Alabama Department of Corrections Commissioner John Hamm stepped out for a post-execution press conference. He confirmed the visible movements. He said they were expected. “That was nothing that we did not expect.” He said everything went “according to plan and according to our protocol.”
But inside the execution chamber, Miller’s spiritual adviser, physician John Munch, saw something different. “We don’t see people jerking around like that while they’re dying normally,” Munch said afterward. “His face was twisted and he looked like he was suffering.”
Two people, same room, two completely different accounts of what they witnessed. At 6:38 p.m., Alan Eugene Miller was pronounced dead. He was the 1,600th person executed in the United States since executions resumed in 1976. He was the last of five people executed across the country within a single week. The most executions in one week since July of the year 2000.
Just before the mask was placed over his face, Alan Eugene Miller spoke. His voice was calm. His words were brief. “I didn’t do anything to be in here.” He turned toward the family and friends who had come to witness his death, the people who had stood by him through 25 years of this, and he asked them to take care of someone. The name was inaudible through the mask. Then he said it again: “I didn’t do anything to be on death row.” Those were his final words.
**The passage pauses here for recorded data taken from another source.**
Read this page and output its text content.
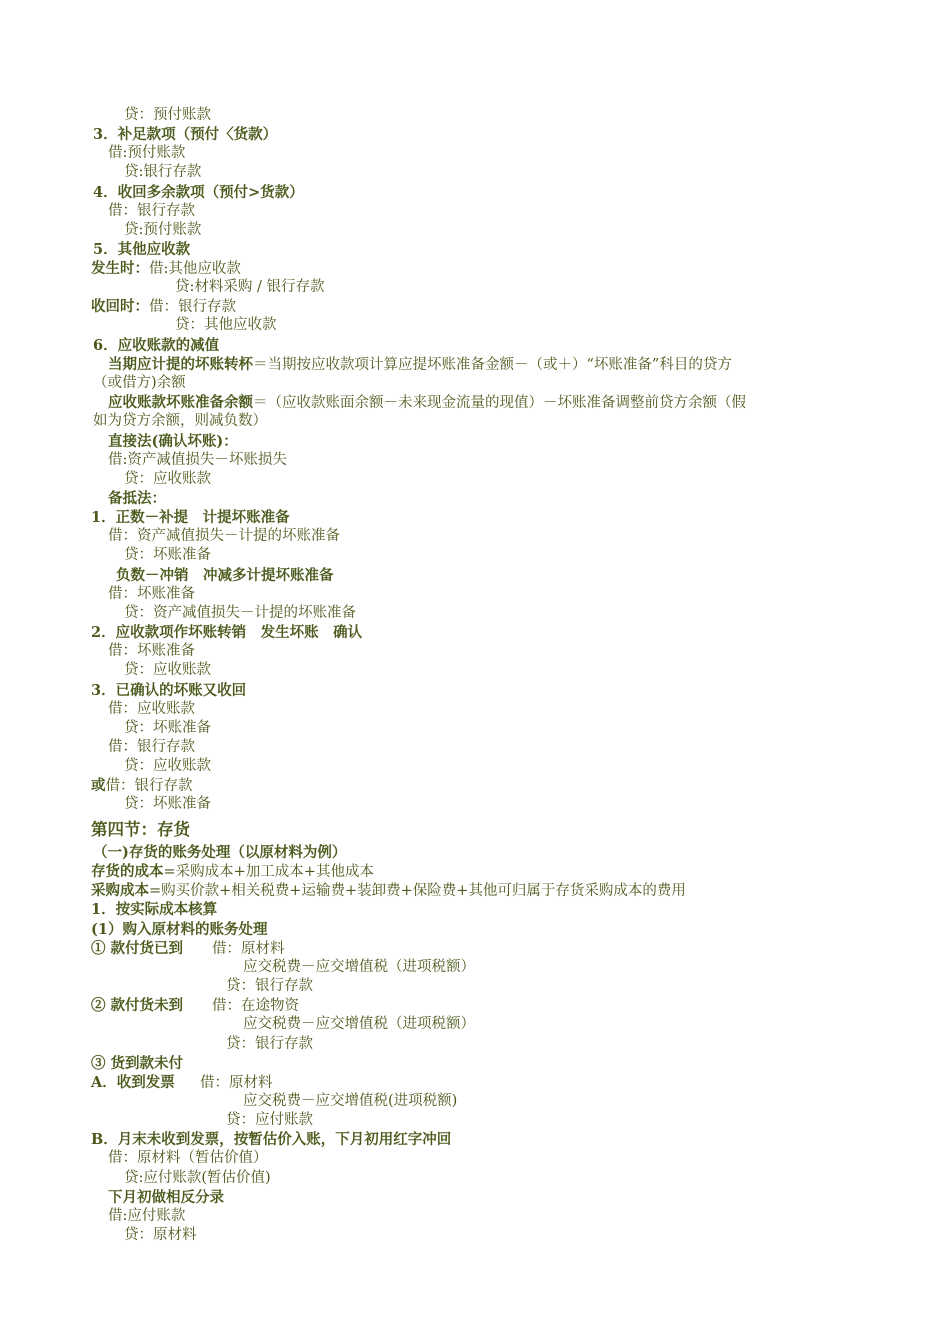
贷：预付账款
3．补足款项（预付〈货款）
借:预付账款
贷:银行存款
4．收回多余款项（预付>货款）
借：银行存款
贷:预付账款
5．其他应收款
发生时：借:其他应收款
贷:材料采购 / 银行存款
收回时：借：银行存款
贷：其他应收款
6．应收账款的减值
当期应计提的坏账转杯＝当期按应收款项计算应提坏账准备金额－（或＋）“坏账准备”科目的贷方
（或借方)余额
应收账款坏账准备余额＝（应收款账面余额－未来现金流量的现值）－坏账准备调整前贷方余额（假
如为贷方余额，则减负数）
直接法(确认坏账)：
借:资产减值损失－坏账损失
贷：应收账款
备抵法：
1．正数－补提　计提坏账准备
借：资产减值损失－计提的坏账准备
贷：坏账准备
负数－冲销　冲减多计提坏账准备
借：坏账准备
贷：资产减值损失－计提的坏账准备
2．应收款项作坏账转销　发生坏账　确认
借：坏账准备
贷：应收账款
3．已确认的坏账又收回
借：应收账款
贷：坏账准备
借：银行存款
贷：应收账款
或借：银行存款
贷：坏账准备
第四节：存货
（一)存货的账务处理（以原材料为例）
存货的成本=采购成本+加工成本+其他成本
采购成本=购买价款+相关税费+运输费+装卸费+保险费+其他可归属于存货采购成本的费用
1．按实际成本核算
(1）购入原材料的账务处理
① 款付货已到 借：原材料
应交税费－应交增值税（进项税额）
贷：银行存款
② 款付货未到 借：在途物资
应交税费－应交增值税（进项税额）
贷：银行存款
③ 货到款未付
A．收到发票 借：原材料
应交税费－应交增值税(进项税额)
贷：应付账款
B．月末未收到发票，按暂估价入账，下月初用红字冲回
借：原材料（暂估价值）
贷:应付账款(暂估价值)
下月初做相反分录
借:应付账款
贷：原材料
It is important, necessary, to return here at this point in the story. Three men died on August 5th, 1999.
Lee Holdbrooks was 32 years old. He crawled 25 feet toward an exit, bleeding, trying to survive, and was shot at close range when he could crawl no further. He left behind a wife. Terra Barnes, his widow, said before the execution that it had taken far too long to get to this point. “I feel that it has taken way too long to get here,” she said.
Christopher Yancey was 28 years old, paralyzed by the first bullet, unable to reach his phone, unable to call for help, unable to run. He was 28.
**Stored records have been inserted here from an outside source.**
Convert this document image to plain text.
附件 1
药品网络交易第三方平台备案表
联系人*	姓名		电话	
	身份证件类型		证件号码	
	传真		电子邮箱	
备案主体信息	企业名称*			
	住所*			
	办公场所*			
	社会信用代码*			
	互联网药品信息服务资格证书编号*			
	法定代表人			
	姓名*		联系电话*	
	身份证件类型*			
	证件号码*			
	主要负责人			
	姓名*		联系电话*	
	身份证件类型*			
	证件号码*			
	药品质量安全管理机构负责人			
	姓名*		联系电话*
Terry Jarvis was 39 years old, a former supervisor, shot five times behind the counter of his workplace.
These three men were not symbols in a legal debate. They were people. They had families. They had mornings and routines and futures. And on one Thursday in August, all of that was taken from them. Not by circumstance or accident, but by a man who walked into their workplaces with a loaded gun and chose to pull the trigger. Three families carried this loss for 25 years.
Governor Kay Ivey said after the execution: “Just as Alan Miller cowardly fled after he maliciously committed three calculated murders in 1999, he has attempted to escape justice for two decades. Tonight, justice was finally served for these three victims.”
Alan Eugene Miller was executed on September 26th, 2024. He was born in 1965. He killed three people in 1999. He was sentenced in 2000. He survived a botched execution in 2022. He died in 2024. His last meal was a hamburger steak, a baked potato, and French fries. His last words were, “I didn’t do anything to be in here.”
And somewhere in Alabama, the widow of Lee Holdbrooks exhaled, 25 years after the morning her husband crawled down a hallway and never came home.
There are no clean answers in a case like this. There are victims who deserve better. There is a man whose mind may have been broken long before he ever picked up that gun. There is a justice system that failed at multiple points: before the crime, during the trial, and arguably at the execution itself.
What we’re left with are questions. Questions about fairness, about mental illness, about what justice actually looks like, and whether after 25 years and a death on a gurney, any family truly gets closure.
So, I’ll leave you with this: When a person is executed by a method that witnesses describe as visibly painful, using a protocol that was never properly tested, does that constitute justice? Or does it complicate the very thing it was meant to deliver?